Pada saat yang sama dan di ujung lain Boulevard Voltaire, serangan paling mematikan malam itu dilakukan di Bataclan, sebuah gedung teater dan konser bersejarah.
Malam itu, band rock Eagles of Death Metal asal Amerika Serikat sedang bermain di depan 1.500 penonton ketika tiga teroris menyerbu masuk dan menembaki penonton.
Beberapa penonton konser berhasil melarikan diri melalui pintu samping, dan puluhan lainnya berlindung di atap gedung, sementara yang lain bersembunyi atau berpura-pura mati untuk menghindari perhatian orang-orang bersenjata.
Orang-orang bersenjata itu menduduki Bataclan selama lebih dari dua jam, menyandera dan membunuh tanpa pandang bulu, sebelum pasukan keamanan Perancis menyerbu gedung itu pada pukul 00.20 waktu setempat.
Dua dari teroris itu meledakkan sabuk bunuh diri mereka, dan sabuk teroris ketiga meledak secara spontan ketika terkena peluru polisi.
Puluhan orang terluka parah dalam serangan itu, dan sedikitnya 89 orang tewas.
Baca juga: Otak Teror Paris Lolos dari Sergapan Polisi Yunani
Pada 14 November 2015, ISIL/ISIS mengaku bertanggung jawab atas serangan berdarah di Paris, dengan mengatakan bahwa itu merupakan "badai pertama."

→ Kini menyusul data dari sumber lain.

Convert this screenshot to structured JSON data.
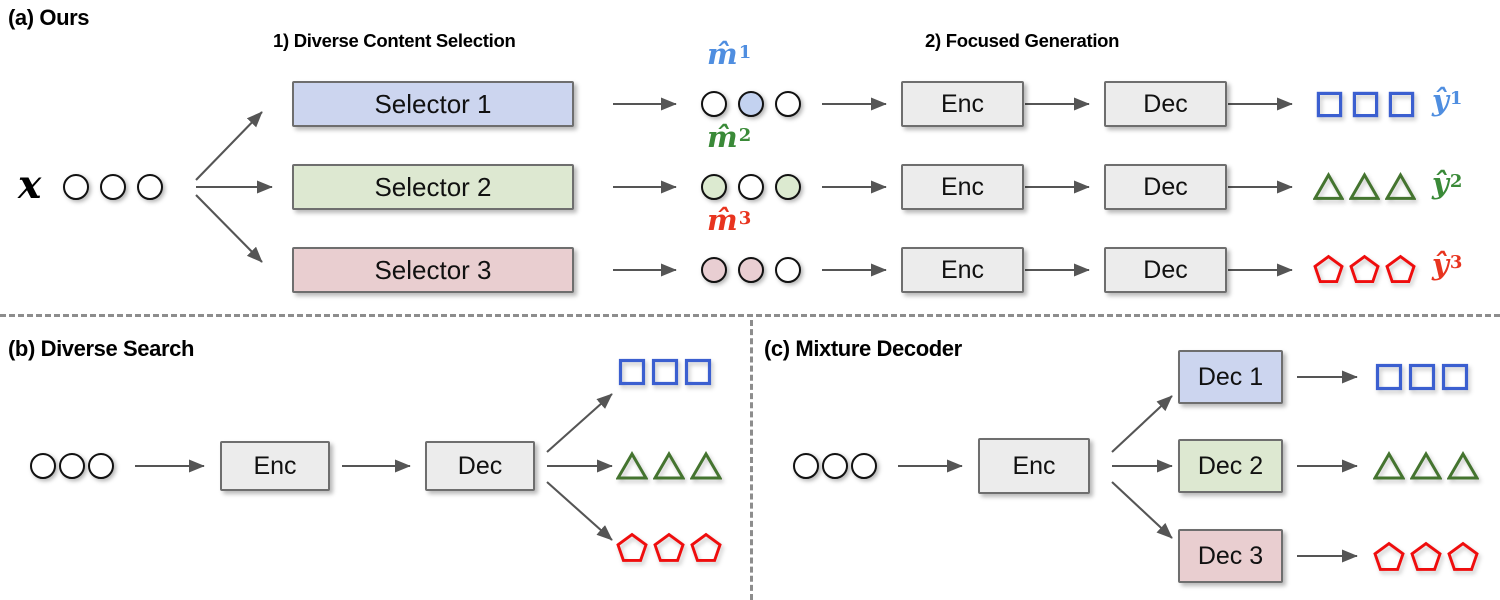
{
  "figure": {
    "panels": [
      {
        "id": "a",
        "title": "(a) Ours",
        "steps": [
          {
            "label": "1) Diverse Content Selection"
          },
          {
            "label": "2) Focused Generation"
          }
        ],
        "input_label": "x",
        "input_tokens": [
          "white",
          "white",
          "white"
        ],
        "rows": [
          {
            "selector_label": "Selector 1",
            "selector_color": "#ccd5ef",
            "mask_label_base": "m̂",
            "mask_label_sup": "1",
            "mask_color": "#4f8ee0",
            "mask_tokens": [
              "white",
              "blue",
              "white"
            ],
            "encoder_label": "Enc",
            "decoder_label": "Dec",
            "output_shape": "square",
            "output_color": "#3b5fd0",
            "output_count": 3,
            "output_label_base": "ŷ",
            "output_label_sup": "1"
          },
          {
            "selector_label": "Selector 2",
            "selector_color": "#dde8d1",
            "mask_label_base": "m̂",
            "mask_label_sup": "2",
            "mask_color": "#3a8a38",
            "mask_tokens": [
              "green",
              "white",
              "green"
            ],
            "encoder_label": "Enc",
            "decoder_label": "Dec",
            "output_shape": "triangle",
            "output_color": "#44742f",
            "output_count": 3,
            "output_label_base": "ŷ",
            "output_label_sup": "2"
          },
          {
            "selector_label": "Selector 3",
            "selector_color": "#e9ced0",
            "mask_label_base": "m̂",
            "mask_label_sup": "3",
            "mask_color": "#e8341f",
            "mask_tokens": [
              "pink",
              "pink",
              "white"
            ],
            "encoder_label": "Enc",
            "decoder_label": "Dec",
            "output_shape": "pentagon",
            "output_color": "#ef0d0d",
            "output_count": 3,
            "output_label_base": "ŷ",
            "output_label_sup": "3"
          }
        ]
      },
      {
        "id": "b",
        "title": "(b) Diverse Search",
        "input_tokens": [
          "white",
          "white",
          "white"
        ],
        "encoder_label": "Enc",
        "decoder_label": "Dec",
        "outputs": [
          {
            "shape": "square",
            "color": "#3b5fd0",
            "count": 3
          },
          {
            "shape": "triangle",
            "color": "#44742f",
            "count": 3
          },
          {
            "shape": "pentagon",
            "color": "#ef0d0d",
            "count": 3
          }
        ]
      },
      {
        "id": "c",
        "title": "(c) Mixture Decoder",
        "input_tokens": [
          "white",
          "white",
          "white"
        ],
        "encoder_label": "Enc",
        "decoders": [
          {
            "label": "Dec 1",
            "color": "#ccd5ef",
            "shape": "square",
            "shape_color": "#3b5fd0",
            "count": 3
          },
          {
            "label": "Dec 2",
            "color": "#dde8d1",
            "shape": "triangle",
            "shape_color": "#44742f",
            "count": 3
          },
          {
            "label": "Dec 3",
            "color": "#e9ced0",
            "shape": "pentagon",
            "shape_color": "#ef0d0d",
            "count": 3
          }
        ]
      }
    ],
    "colors": {
      "blue_fill": "#ccd5ef",
      "green_fill": "#dde8d1",
      "pink_fill": "#e9ced0",
      "gray_fill": "#ececec",
      "box_border": "#6e6e6e",
      "arrow": "#555555",
      "divider": "#8d8d8d"
    }
  }
}
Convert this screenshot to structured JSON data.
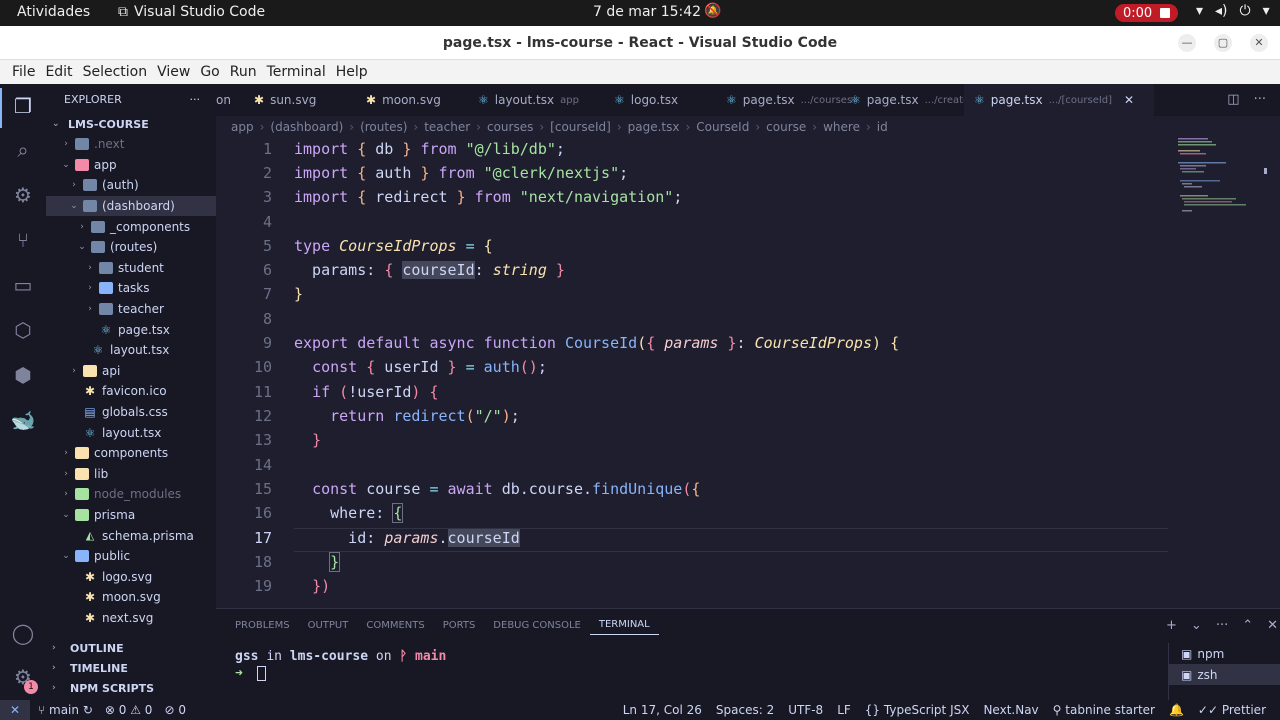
{
  "os": {
    "activities": "Atividades",
    "app": "Visual Studio Code",
    "clock": "7 de mar  15:42",
    "recording": "0:00"
  },
  "window": {
    "title": "page.tsx - lms-course - React - Visual Studio Code"
  },
  "menu": [
    "File",
    "Edit",
    "Selection",
    "View",
    "Go",
    "Run",
    "Terminal",
    "Help"
  ],
  "sidebar": {
    "title": "EXPLORER",
    "root": "LMS-COURSE",
    "items": [
      {
        "label": ".next",
        "depth": 1,
        "kind": "folder",
        "dim": true
      },
      {
        "label": "app",
        "depth": 1,
        "kind": "folder-app",
        "open": true
      },
      {
        "label": "(auth)",
        "depth": 2,
        "kind": "folder"
      },
      {
        "label": "(dashboard)",
        "depth": 2,
        "kind": "folder",
        "open": true,
        "selected": true
      },
      {
        "label": "_components",
        "depth": 3,
        "kind": "folder"
      },
      {
        "label": "(routes)",
        "depth": 3,
        "kind": "folder",
        "open": true
      },
      {
        "label": "student",
        "depth": 4,
        "kind": "folder"
      },
      {
        "label": "tasks",
        "depth": 4,
        "kind": "folder-blue"
      },
      {
        "label": "teacher",
        "depth": 4,
        "kind": "folder"
      },
      {
        "label": "page.tsx",
        "depth": 4,
        "kind": "react",
        "file": true
      },
      {
        "label": "layout.tsx",
        "depth": 3,
        "kind": "react",
        "file": true
      },
      {
        "label": "api",
        "depth": 2,
        "kind": "folder-yellow"
      },
      {
        "label": "favicon.ico",
        "depth": 2,
        "kind": "star",
        "file": true
      },
      {
        "label": "globals.css",
        "depth": 2,
        "kind": "css",
        "file": true
      },
      {
        "label": "layout.tsx",
        "depth": 2,
        "kind": "react",
        "file": true
      },
      {
        "label": "components",
        "depth": 1,
        "kind": "folder-yellow"
      },
      {
        "label": "lib",
        "depth": 1,
        "kind": "folder-yellow"
      },
      {
        "label": "node_modules",
        "depth": 1,
        "kind": "folder-green",
        "dim": true
      },
      {
        "label": "prisma",
        "depth": 1,
        "kind": "folder-green",
        "open": true
      },
      {
        "label": "schema.prisma",
        "depth": 2,
        "kind": "prisma",
        "file": true
      },
      {
        "label": "public",
        "depth": 1,
        "kind": "folder-blue",
        "open": true
      },
      {
        "label": "logo.svg",
        "depth": 2,
        "kind": "star",
        "file": true
      },
      {
        "label": "moon.svg",
        "depth": 2,
        "kind": "star",
        "file": true
      },
      {
        "label": "next.svg",
        "depth": 2,
        "kind": "star",
        "file": true
      }
    ],
    "sections": [
      "OUTLINE",
      "TIMELINE",
      "NPM SCRIPTS"
    ]
  },
  "tabs": [
    {
      "label": "on",
      "desc": "",
      "icon": "react"
    },
    {
      "label": "sun.svg",
      "desc": "",
      "icon": "star"
    },
    {
      "label": "moon.svg",
      "desc": "",
      "icon": "star"
    },
    {
      "label": "layout.tsx",
      "desc": "app",
      "icon": "react"
    },
    {
      "label": "logo.tsx",
      "desc": "",
      "icon": "react"
    },
    {
      "label": "page.tsx",
      "desc": ".../courses",
      "icon": "react"
    },
    {
      "label": "page.tsx",
      "desc": ".../create",
      "icon": "react"
    },
    {
      "label": "page.tsx",
      "desc": ".../[courseId]",
      "icon": "react",
      "active": true
    }
  ],
  "breadcrumb": [
    "app",
    "(dashboard)",
    "(routes)",
    "teacher",
    "courses",
    "[courseId]",
    "page.tsx",
    "CourseId",
    "course",
    "where",
    "id"
  ],
  "code_lines": [
    "1",
    "2",
    "3",
    "4",
    "5",
    "6",
    "7",
    "8",
    "9",
    "10",
    "11",
    "12",
    "13",
    "14",
    "15",
    "16",
    "17",
    "18",
    "19"
  ],
  "panel": {
    "tabs": [
      "PROBLEMS",
      "OUTPUT",
      "COMMENTS",
      "PORTS",
      "DEBUG CONSOLE",
      "TERMINAL"
    ],
    "prompt_user": "gss",
    "prompt_in": "in",
    "prompt_dir": "lms-course",
    "prompt_on": "on",
    "prompt_branch": "main",
    "terminals": [
      "npm",
      "zsh"
    ]
  },
  "status": {
    "branch": "main",
    "problems": "0",
    "warnings": "0",
    "ports": "0",
    "position": "Ln 17, Col 26",
    "spaces": "Spaces: 2",
    "encoding": "UTF-8",
    "eol": "LF",
    "language": "TypeScript JSX",
    "nav": "Next.Nav",
    "tabnine": "tabnine starter",
    "prettier": "Prettier"
  },
  "colors": {
    "accent": "#89b4fa",
    "background": "#1e1e2e",
    "sidebar": "#181825"
  }
}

Presiden Hollande menanggapi dengan menyebut serangan itu sebagai "tindakan perang" dan menyatakan tiga hari berkabung nasional.
Melansir BBC, 27 April 2016, setelah serangkaian penyelidikan, otoritas Perancis akhirnya berhasil mengungkap pelaku teror Paris yang terjadi pada 13 November 2015.

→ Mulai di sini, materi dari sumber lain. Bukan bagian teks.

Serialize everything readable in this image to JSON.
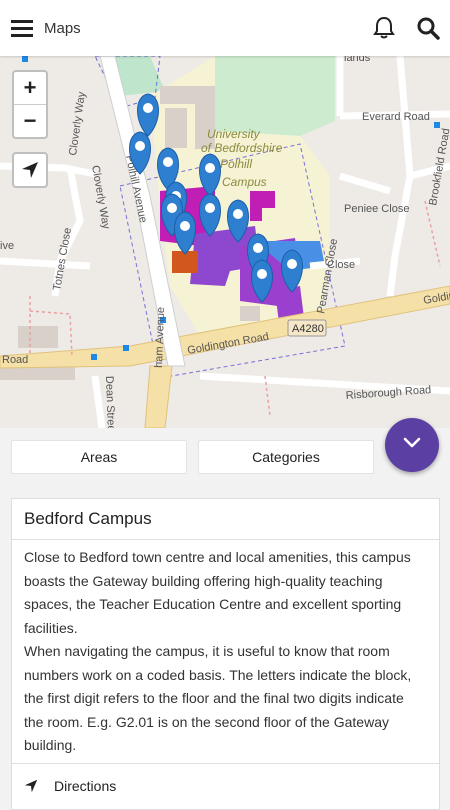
{
  "appbar": {
    "title": "Maps"
  },
  "map": {
    "zoom_in": "+",
    "zoom_out": "−",
    "campus_label": [
      "University",
      "of Bedfordshire",
      "Polhill",
      "Campus"
    ],
    "roads": {
      "goldington": "Goldington Road",
      "goldington_left": "Road",
      "goldington_right": "Golding",
      "a4280": "A4280",
      "polhill": "Polhill Avenue",
      "cloverly": "Cloverly Way",
      "totnes": "Totnes Close",
      "dean": "Dean Street",
      "ham": "ham Avenue",
      "pearman": "Pearman Close",
      "risborough": "Risborough Road",
      "everard": "Everard Road",
      "brookfield": "Brookfield Road",
      "peniee": "Peniee Close",
      "close": "Close",
      "lands": "lands",
      "ive": "ive"
    }
  },
  "tabs": {
    "areas": "Areas",
    "categories": "Categories"
  },
  "card": {
    "title": "Bedford Campus",
    "paragraph1": "Close to Bedford town centre and local amenities, this campus boasts the Gateway building offering high-quality teaching spaces, the Teacher Education Centre and excellent sporting facilities.",
    "paragraph2": "When navigating the campus, it is useful to know that room numbers work on a coded basis. The letters indicate the block, the first digit refers to the floor and the final two digits indicate the room. E.g. G2.01 is on the second floor of the Gateway building.",
    "directions": "Directions"
  },
  "colors": {
    "accent": "#5b3fa3",
    "marker": "#2f7fd1",
    "building_purple": "#9b3fcf",
    "building_magenta": "#c01eb5"
  }
}
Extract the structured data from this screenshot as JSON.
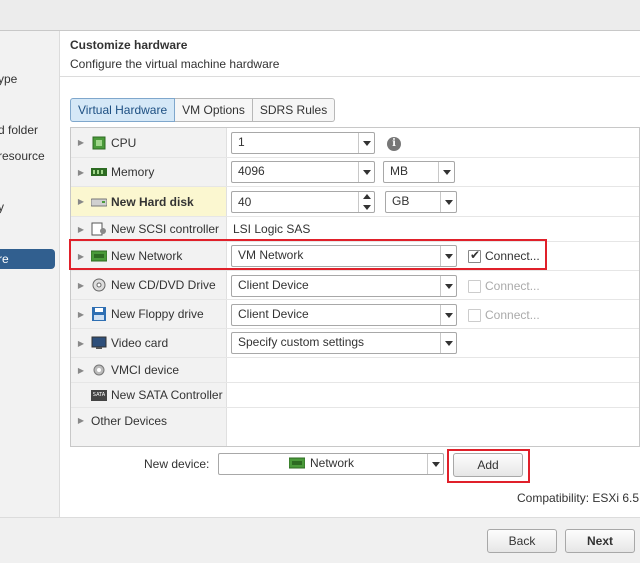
{
  "sidebar": {
    "items": [
      {
        "label": "ype",
        "active": false
      },
      {
        "label": "d folder",
        "active": false
      },
      {
        "label": "resource",
        "active": false
      },
      {
        "label": "y",
        "active": false
      },
      {
        "label": "re",
        "active": true
      }
    ]
  },
  "header": {
    "title": "Customize hardware",
    "subtitle": "Configure the virtual machine hardware"
  },
  "tabs": [
    {
      "label": "Virtual Hardware",
      "active": true
    },
    {
      "label": "VM Options",
      "active": false
    },
    {
      "label": "SDRS Rules",
      "active": false
    }
  ],
  "hardware": {
    "cpu": {
      "label": "CPU",
      "icon": "cpu-icon",
      "value": "1"
    },
    "memory": {
      "label": "Memory",
      "icon": "memory-icon",
      "value": "4096",
      "unit": "MB"
    },
    "hard_disk": {
      "label": "New Hard disk",
      "icon": "hard-disk-icon",
      "value": "40",
      "unit": "GB"
    },
    "scsi": {
      "label": "New SCSI controller",
      "icon": "scsi-controller-icon",
      "value": "LSI Logic SAS"
    },
    "network": {
      "label": "New Network",
      "icon": "network-icon",
      "value": "VM Network",
      "connect_label": "Connect...",
      "connected": true
    },
    "cd_dvd": {
      "label": "New CD/DVD Drive",
      "icon": "cd-dvd-icon",
      "value": "Client Device",
      "connect_label": "Connect...",
      "connected": false
    },
    "floppy": {
      "label": "New Floppy drive",
      "icon": "floppy-icon",
      "value": "Client Device",
      "connect_label": "Connect...",
      "connected": false
    },
    "video": {
      "label": "Video card",
      "icon": "video-card-icon",
      "value": "Specify custom settings"
    },
    "vmci": {
      "label": "VMCI device",
      "icon": "vmci-gear-icon"
    },
    "sata": {
      "label": "New SATA Controller",
      "icon": "sata-icon",
      "icon_text": "SATA"
    },
    "other": {
      "label": "Other Devices"
    }
  },
  "new_device": {
    "label": "New device:",
    "value": "Network",
    "add_label": "Add"
  },
  "compatibility": "Compatibility: ESXi 6.5",
  "footer": {
    "back_label": "Back",
    "next_label": "Next"
  },
  "colors": {
    "accent": "#315f8f",
    "highlight_box": "#e0202a",
    "tab_active_bg": "#d5e8f7",
    "new_item_bg": "#fbf7d0"
  }
}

Serangan tersebut diduga didalangi oleh Abdelhamid Abaaoud, seorang warga negara Belgia yang tewas dalam penggerebekan polisi di Saint-Denis, Paris utara, beberapa hari setelah teror mematikan di Paris terjadi.
Tokoh kunci lainnya, Salah Abdeslam, ditangkap pada 18 Maret 2016 setelah buron.
Mohamed Abrini, tersangka lain yang diyakini memiliki hubungan dengan serangan Paris, ditangkap di Brussel, Belgia pada 8 April 2016.